Discovery of a small-molecule inhibitor that traps Polθ on DNA and synergizes with PARP inhibitors.

The DNA damage response (DDR) protein DNA Polymerase θ (Polθ) is synthetic lethal with homologous recombination (HR) factors and is therefore a promising drug target in BRCA1/2 mutant cancers. We discover an allosteric Polθ inhibitor (Polθi) class with 4-6 nM IC50 that selectively kills HR-deficient cells and acts synergistically with PARP inhibitors (PARPi) in multiple genetic backgrounds. X-ray crystallography and biochemistry reveal that Polθi selectively inhibits Polθ polymerase (Polθ-pol) in the closed conformation on B-form DNA/DNA via an induced fit mechanism. In contrast, Polθi fails to inhibit Polθ-pol catalytic activity on A-form DNA/RNA in which the enzyme binds in the open configuration. Remarkably, Polθi binding to the Polθ-pol:DNA/DNA closed complex traps the polymerase on DNA for more than forty minutes which elucidates the inhibitory mechanism of action. These data reveal a unique small-molecule DNA polymerase:DNA trapping mechanism that induces synthetic lethality in HR-deficient cells and potentiates the activity of PARPi.

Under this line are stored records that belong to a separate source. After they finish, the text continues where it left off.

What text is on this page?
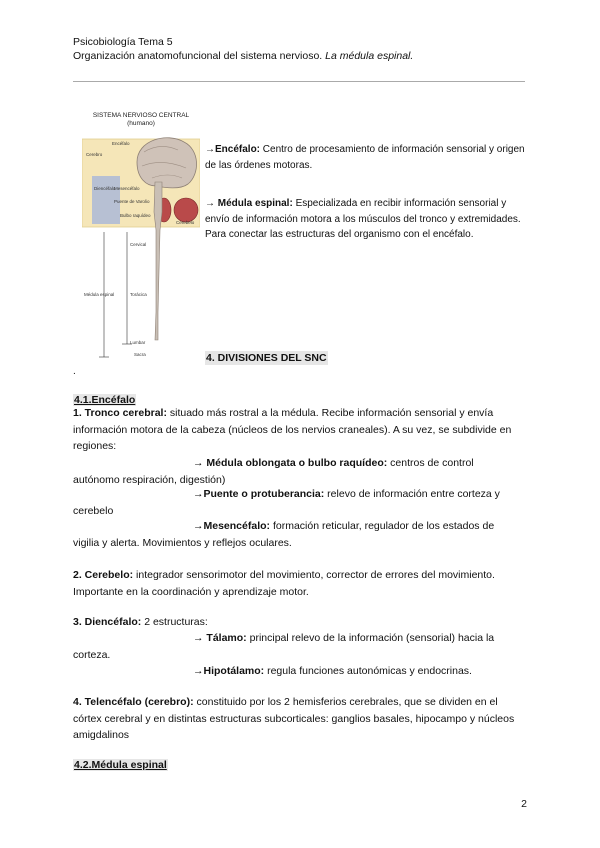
Psicobiología Tema 5
Organización anatomofuncional del sistema nervioso. La médula espinal.
SISTEMA NERVIOSO CENTRAL
(humano)
Encéfalo
Cerebro
Diencéfalo
Mesencéfalo
Puente de Varolio
Bulbo raquídeo
Cerebelo
Cervical
Médula espinal	Torácica
Lumbar
Sacra
→Encéfalo: Centro de procesamiento de información sensorial y origen de las órdenes motoras.
→ Médula espinal: Especializada en recibir información sensorial y envío de información motora a los músculos del tronco y extremidades. Para conectar las estructuras del organismo con el encéfalo.
4. DIVISIONES DEL SNC
.
4.1.Encéfalo
1. Tronco cerebral: situado más rostral a la médula. Recibe información sensorial y envía información motora de la cabeza (núcleos de los nervios craneales). A su vez, se subdivide en regiones:
→ Médula oblongata o bulbo raquídeo: centros de control autónomo respiración, digestión)
→Puente o protuberancia: relevo de información entre corteza y cerebelo
→Mesencéfalo: formación reticular, regulador de los estados de vigilia y alerta. Movimientos y reflejos oculares.
2. Cerebelo: integrador sensorimotor del movimiento, corrector de errores del movimiento. Importante en la coordinación y aprendizaje motor.
3. Diencéfalo: 2 estructuras:
→ Tálamo: principal relevo de la información (sensorial) hacia la corteza.
→Hipotálamo: regula funciones autonómicas y endocrinas.
4. Telencéfalo (cerebro): constituido por los 2 hemisferios cerebrales, que se dividen en el córtex cerebral y en distintas estructuras subcorticales: ganglios basales, hipocampo y núcleos amigdalinos
4.2.Médula espinal
2
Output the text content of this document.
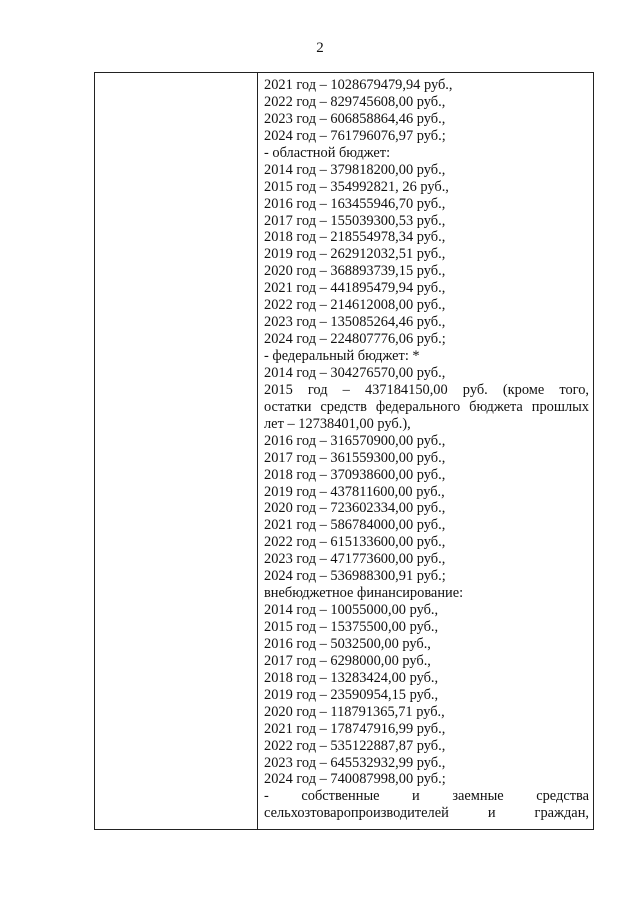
2
2021 год – 1028679479,94 руб.,
2022 год – 829745608,00 руб.,
2023 год – 606858864,46 руб.,
2024 год – 761796076,97 руб.;
- областной бюджет:
2014 год – 379818200,00 руб.,
2015 год – 354992821, 26 руб.,
2016 год – 163455946,70 руб.,
2017 год – 155039300,53 руб.,
2018 год – 218554978,34 руб.,
2019 год – 262912032,51 руб.,
2020 год – 368893739,15 руб.,
2021 год – 441895479,94 руб.,
2022 год – 214612008,00 руб.,
2023 год – 135085264,46 руб.,
2024 год – 224807776,06 руб.;
- федеральный бюджет: *
2014 год – 304276570,00 руб.,
2015 год – 437184150,00 руб. (кроме того,
остатки средств федерального бюджета прошлых
лет – 12738401,00 руб.),
2016 год – 316570900,00 руб.,
2017 год – 361559300,00 руб.,
2018 год – 370938600,00 руб.,
2019 год – 437811600,00 руб.,
2020 год – 723602334,00 руб.,
2021 год – 586784000,00 руб.,
2022 год – 615133600,00 руб.,
2023 год – 471773600,00 руб.,
2024 год – 536988300,91 руб.;
внебюджетное финансирование:
2014 год – 10055000,00 руб.,
2015 год – 15375500,00 руб.,
2016 год – 5032500,00 руб.,
2017 год – 6298000,00 руб.,
2018 год – 13283424,00 руб.,
2019 год – 23590954,15 руб.,
2020 год – 118791365,71 руб.,
2021 год – 178747916,99 руб.,
2022 год – 535122887,87 руб.,
2023 год – 645532932,99 руб.,
2024 год – 740087998,00 руб.;
- собственные и заемные средства
сельхозтоваропроизводителей и граждан,
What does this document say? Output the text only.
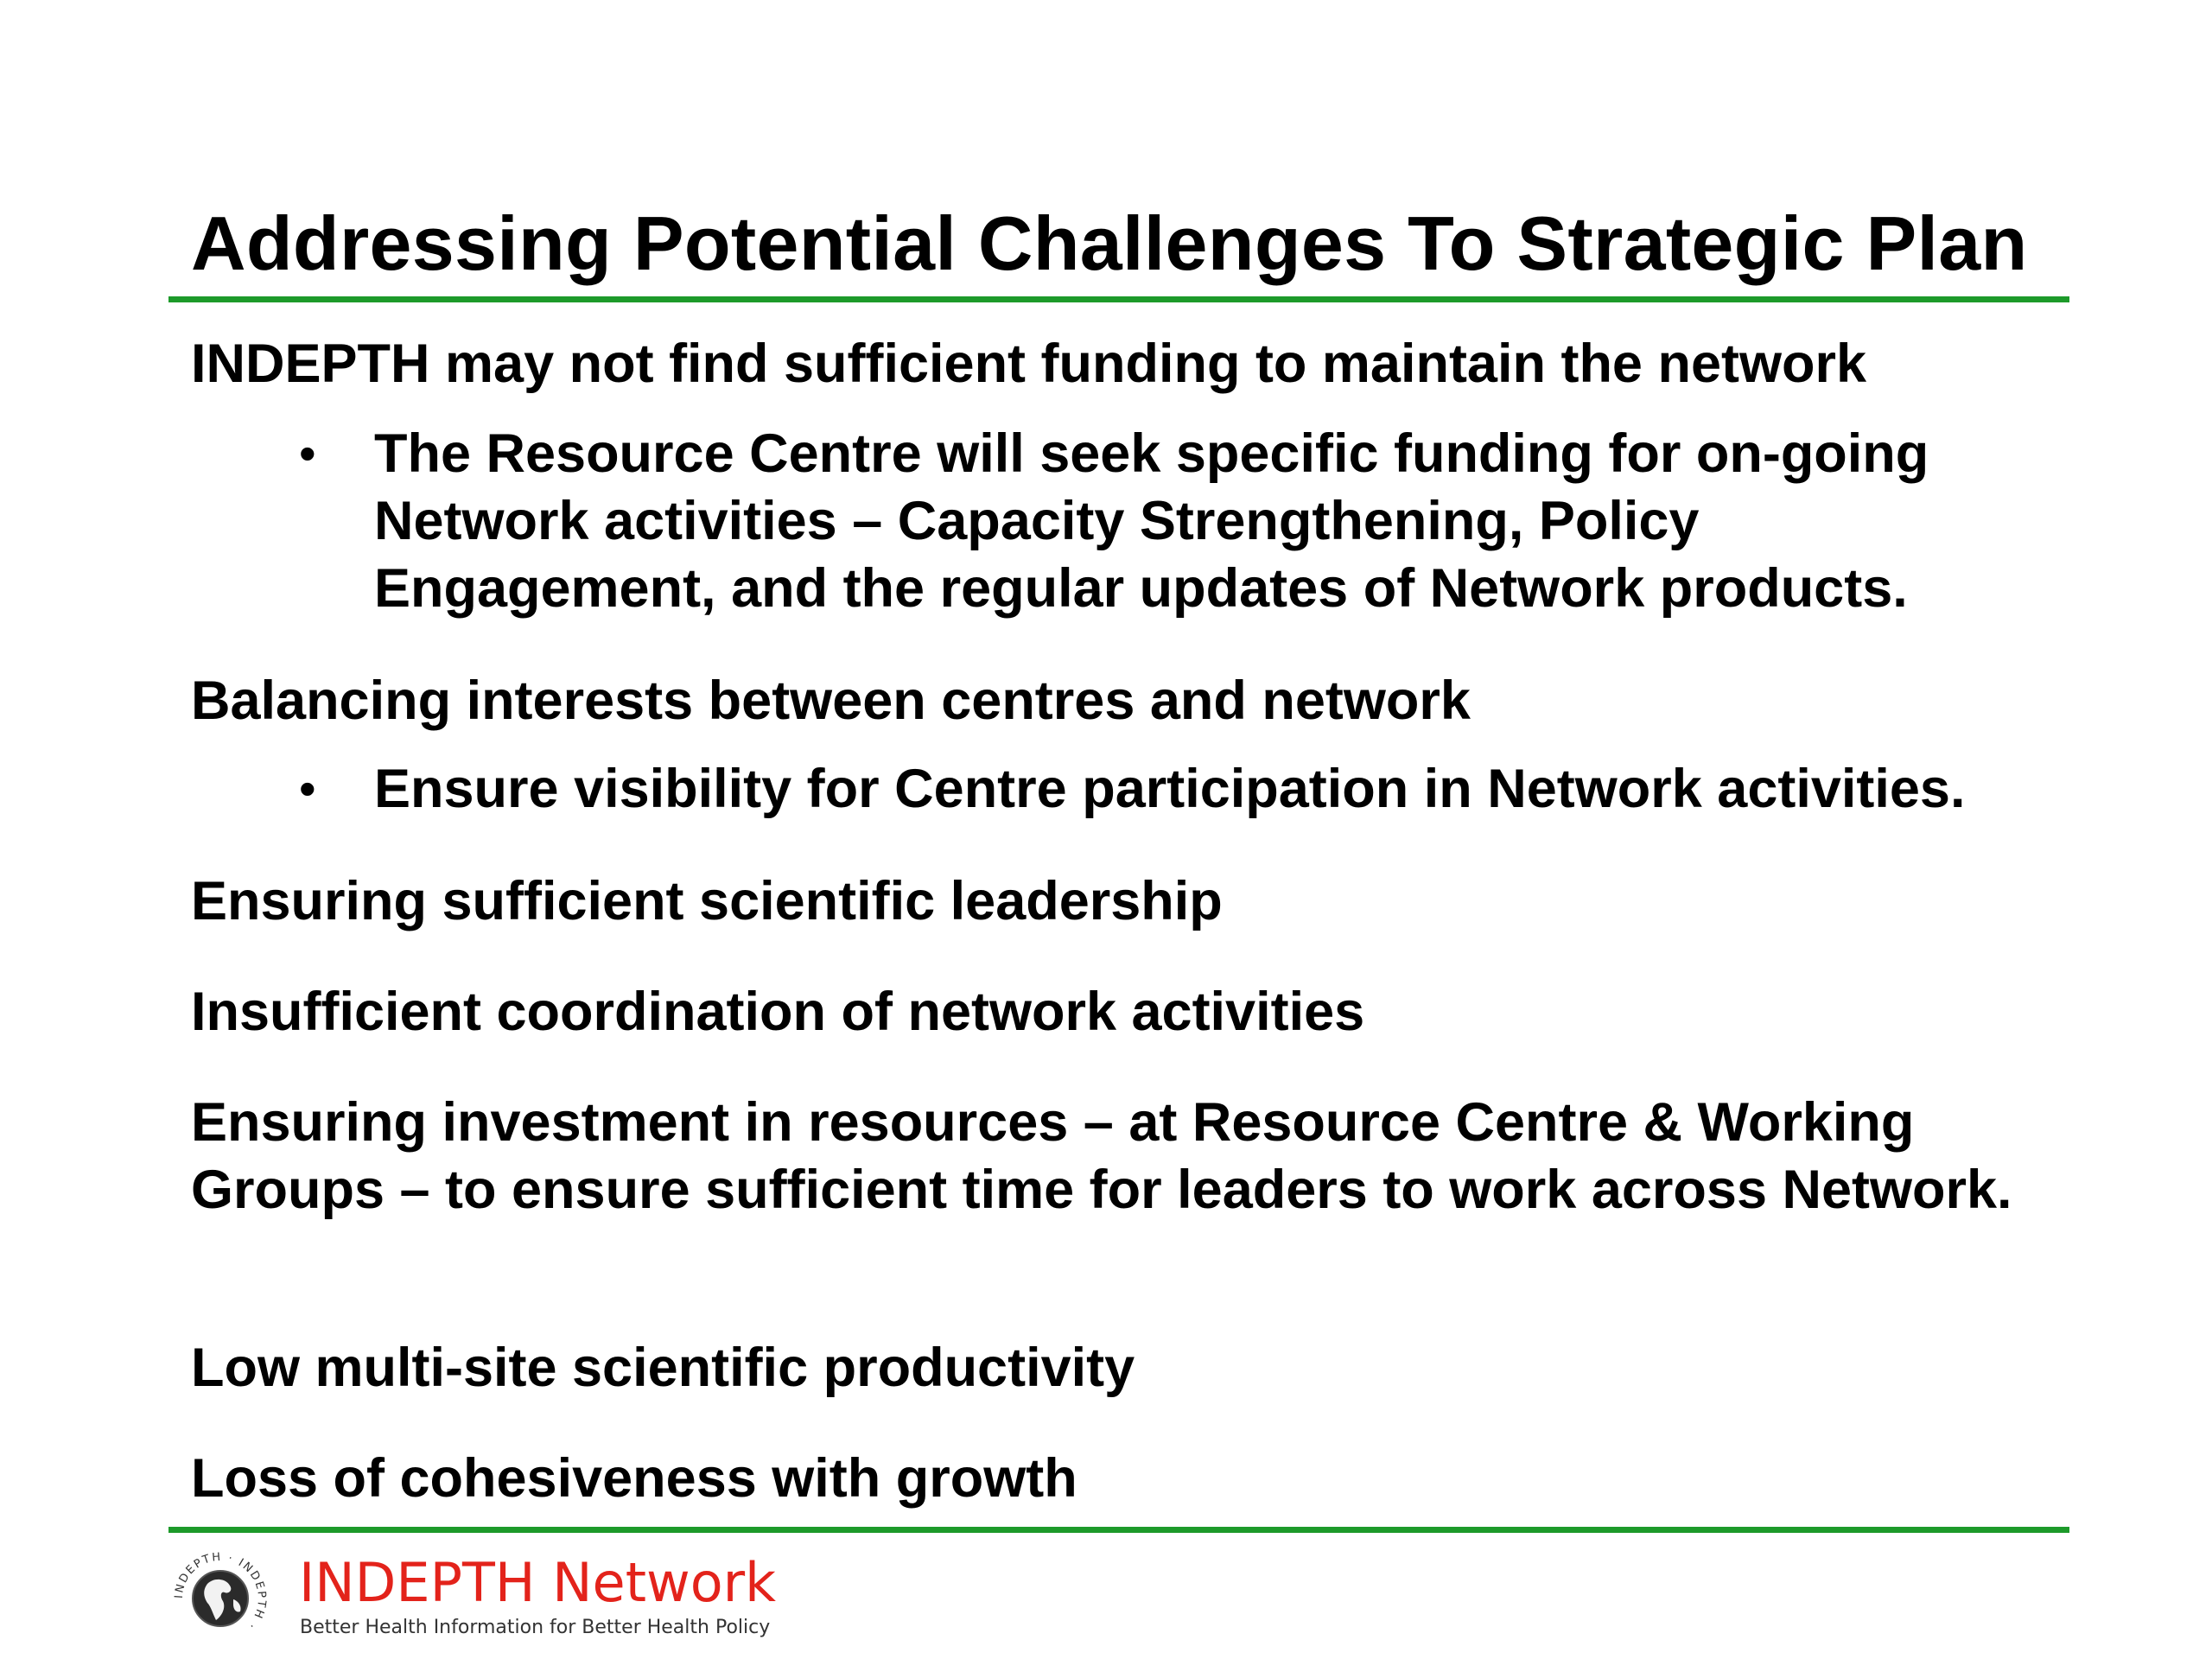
Addressing Potential Challenges To Strategic Plan
INDEPTH may not find sufficient funding to maintain the network
• The Resource Centre will seek specific funding for on-going
Network activities – Capacity Strengthening, Policy
Engagement, and the regular updates of Network products.
Balancing interests between centres and network
• Ensure visibility for Centre participation in Network activities.
Ensuring sufficient scientific leadership
Insufficient coordination of network activities
Ensuring investment in resources – at Resource Centre & Working Groups – to ensure sufficient time for leaders to work across Network.
Low multi-site scientific productivity
Loss of cohesiveness with growth
INDEPTH · INDEPTH ·
INDEPTH Network
Better Health Information for Better Health Policy
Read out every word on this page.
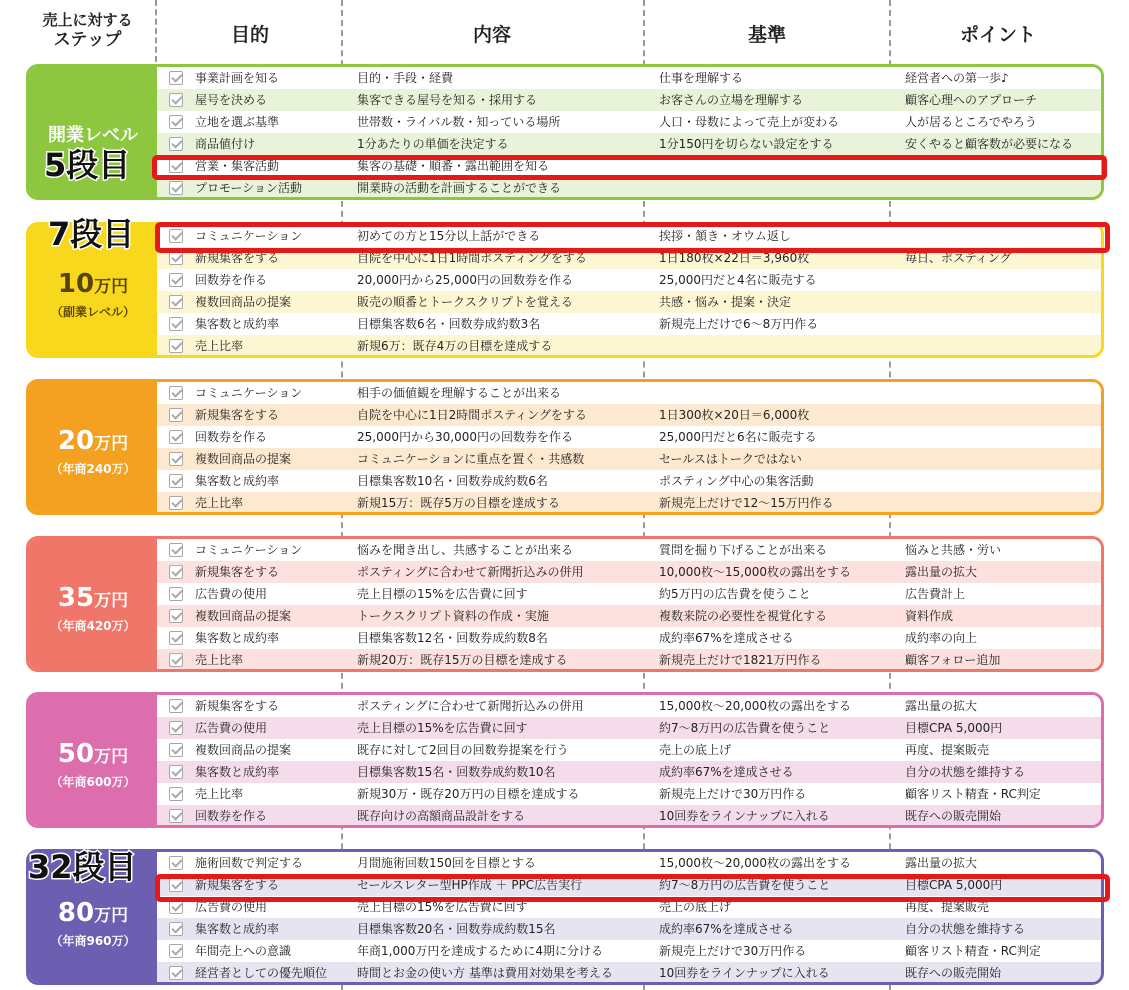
売上に対する
ステップ	目的	内容	基準	ポイント
開業レベル
事業計画を知る	目的・手段・経費	仕事を理解する	経営者への第一歩♪
屋号を決める	集客できる屋号を知る・採用する	お客さんの立場を理解する	顧客心理へのアプローチ
立地を選ぶ基準	世帯数・ライバル数・知っている場所	人口・母数によって売上が変わる	人が居るところでやろう
商品値付け	1分あたりの単価を決定する	1分150円を切らない設定をする	安くやると顧客数が必要になる
営業・集客活動	集客の基礎・順番・露出範囲を知る
プロモーション活動	開業時の活動を計画することができる
10万円
（副業レベル）
コミュニケーション	初めての方と15分以上話ができる	挨拶・頷き・オウム返し
新規集客をする	自院を中心に1日1時間ポスティングをする	1日180枚×22日＝3,960枚	毎日、ポスティング
回数券を作る	20,000円から25,000円の回数券を作る	25,000円だと4名に販売する
複数回商品の提案	販売の順番とトークスクリプトを覚える	共感・悩み・提案・決定
集客数と成約率	目標集客数6名・回数券成約数3名	新規売上だけで6〜8万円作る
売上比率	新規6万：既存4万の目標を達成する
20万円
（年商240万）
コミュニケーション	相手の価値観を理解することが出来る
新規集客をする	自院を中心に1日2時間ポスティングをする	1日300枚×20日＝6,000枚
回数券を作る	25,000円から30,000円の回数券を作る	25,000円だと6名に販売する
複数回商品の提案	コミュニケーションに重点を置く・共感数	セールスはトークではない
集客数と成約率	目標集客数10名・回数券成約数6名	ポスティング中心の集客活動
売上比率	新規15万：既存5万の目標を達成する	新規売上だけで12〜15万円作る
35万円
（年商420万）
コミュニケーション	悩みを聞き出し、共感することが出来る	質問を掘り下げることが出来る	悩みと共感・労い
新規集客をする	ポスティングに合わせて新聞折込みの併用	10,000枚〜15,000枚の露出をする	露出量の拡大
広告費の使用	売上目標の15%を広告費に回す	約5万円の広告費を使うこと	広告費計上
複数回商品の提案	トークスクリプト資料の作成・実施	複数来院の必要性を視覚化する	資料作成
集客数と成約率	目標集客数12名・回数券成約数8名	成約率67%を達成させる	成約率の向上
売上比率	新規20万：既存15万の目標を達成する	新規売上だけで1821万円作る	顧客フォロー追加
50万円
（年商600万）
新規集客をする	ポスティングに合わせて新聞折込みの併用	15,000枚〜20,000枚の露出をする	露出量の拡大
広告費の使用	売上目標の15%を広告費に回す	約7〜8万円の広告費を使うこと	目標CPA 5,000円
複数回商品の提案	既存に対して2回目の回数券提案を行う	売上の底上げ	再度、提案販売
集客数と成約率	目標集客数15名・回数券成約数10名	成約率67%を達成させる	自分の状態を維持する
売上比率	新規30万・既存20万円の目標を達成する	新規売上だけで30万円作る	顧客リスト精査・RC判定
回数券を作る	既存向けの高額商品設計をする	10回券をラインナップに入れる	既存への販売開始
80万円
（年商960万）
施術回数で判定する	月間施術回数150回を目標とする	15,000枚〜20,000枚の露出をする	露出量の拡大
新規集客をする	セールスレター型HP作成 ＋ PPC広告実行	約7〜8万円の広告費を使うこと	目標CPA 5,000円
広告費の使用	売上目標の15%を広告費に回す	売上の底上げ	再度、提案販売
集客数と成約率	目標集客数20名・回数券成約数15名	成約率67%を達成させる	自分の状態を維持する
年間売上への意識	年商1,000万円を達成するために4期に分ける	新規売上だけで30万円作る	顧客リスト精査・RC判定
経営者としての優先順位	時間とお金の使い方 基準は費用対効果を考える	10回券をラインナップに入れる	既存への販売開始
5段目
7段目
32段目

Promoter-independent synthesis of chemically modified RNA by human DNA polymerase θ variants.

Synthetic RNA oligonucleotides composed of canonical and modified ribonucleotides are highly effective for RNA antisense therapeutics and RNA-based genome engineering applications utilizing CRISPR-Cas9. Yet, synthesis of synthetic RNA using phosphoramidite chemistry is highly inefficient and expensive relative to DNA oligonucleotides, especially for relatively long RNA oligonucleotides. Thus, new biotechnologies are needed to significantly reduce costs, while increasing synthesis rates and yields of synthetic RNA. Here, we engineer human DNA polymerase theta (Polθ) variants and demonstrate their ability to synthesize long (95-200 nt) RNA oligonucleotides with canonical ribonucleotides and ribonucleotide analogs commonly used for stabilizing RNA for therapeutic and genome engineering applications. In contrast to natural promoter-dependent RNA polymerases, Polθ variants synthesize RNA by initiating from DNA or RNA primers, which enables the production of RNA without short abortive byproducts. Remarkably, Polθ variants show the lower capacity to misincorporate ribonucleotides compared to T7 RNA polymerase. Automation of this enzymatic RNA synthesis technology can potentially increase yields while reducing costs of synthetic RNA oligonucleotide production.

Polλ promotes microhomology-mediated end-joining.

The double-strand break (DSB) repair pathway called microhomology-mediated end-joining (MMEJ) is thought to be dependent on DNA polymerase theta (Polθ) and occur independently of nonhomologous end-joining (NHEJ) factors. An unresolved question is whether MMEJ is facilitated by a single Polθ-mediated end-joining pathway or consists of additional undiscovered pathways. We find that human X-family Polλ, which functions in NHEJ, additionally exhibits robust MMEJ activity like Polθ. Polλ promotes MMEJ in mammalian cells independently of essential NHEJ factors LIG4/XRCC4 and Polθ, which reveals a distinct Polλ-dependent MMEJ mechanism. X-ray crystallography employing in situ photo-induced DSB formation captured Polλ in the act of stabilizing a microhomology-mediated DNA synapse with incoming nucleotide at 2.0 Å resolution and reveals how Polλ performs replication across a DNA synapse joined by minimal base-pairing. Last, we find that Polλ is semisynthetic lethal with BRCA1 and BRCA2. Together, these studies indicate Polλ MMEJ as a distinct DSB repair mechanism.